Identifying the correct model(s) of debit use has implications for high-frequency intertemporal consumer choice more generally. Validation of the puzzle outlined in Table 2 would add to the growing list of consumer behaviors in financial markets that that have proven difficult to explain with straightforward applications of canonical models.More specifically, validation of a spending control motive for debit use that operates via mental accounting would bear on the existence and welfare implications of time-inconsistent preferences. On the other hand, evidence that consumers respond strongly to the pecuniary marginal cost of payments, in the face of small stakes, would be compelling support for traditional rationality Miravete 2003).

The primitives of the debit vs. credit choice also have implications for modeling and regulating the industrial organization of payments networks. Specifically, a growing theoretical literature finds that the relative efficiency of alternative pricing practices, merchant acceptance rules, and governance arrangements depends critically on the elasticity of consumer demand for payments services (Chakravorti 2003).

Accordingly this paper puts competing consumer choice models of debit use to the test. It starts by developing a standard (“canonical”) consumer choice model that focuses on consumer sensitivity to the (implicit) relative price of electronic payments at the POS. The lack of consumer-level data on explicit transaction fees is not much of a constraint, as I show that the first-order theoretical determinant of relative payments price is often whether the consumer has been revolving balances on her credit card and hence must “borrow-to-charge”. One thus can use widely available household data to test whether consumer behavior is consistent with joint optimization over payment options.

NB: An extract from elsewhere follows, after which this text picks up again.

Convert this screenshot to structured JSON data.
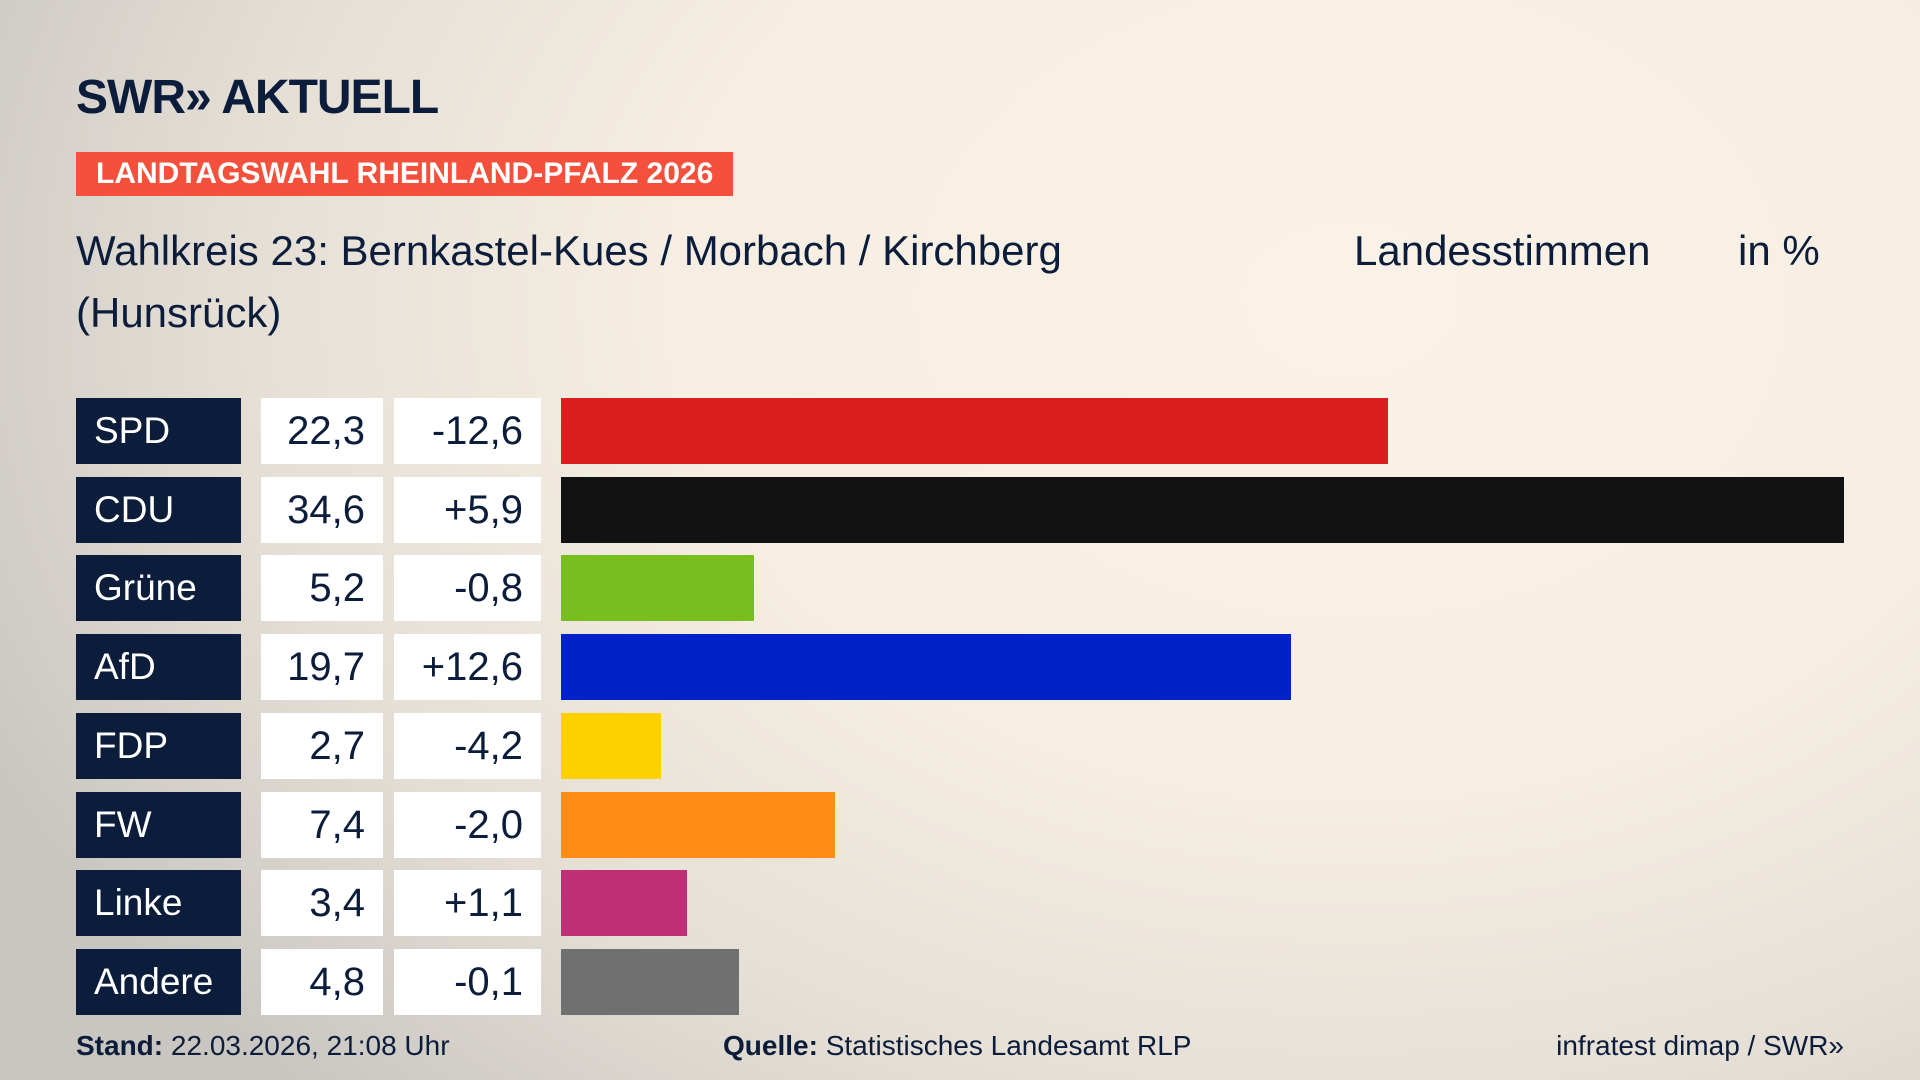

Specifically, a canonical model of consumer choice generates the following testable predictions: 1. consumers who revolve credit card balances (“revolvers”) should be more likely to use debit than those who don’t (“convenience users”); 2. revolvers facing binding credit constraints should be more likely to use debit than revolvers who don’t; 3. convenience users should be less likely to use debit than those without credit cards (since they should exploit the float and minimize low-yielding transaction balances). I find statistically and economically significant support for these predictions, and show that the observed empirical relationships are likely driven by causal effects of the credit card variables of interest on debit use.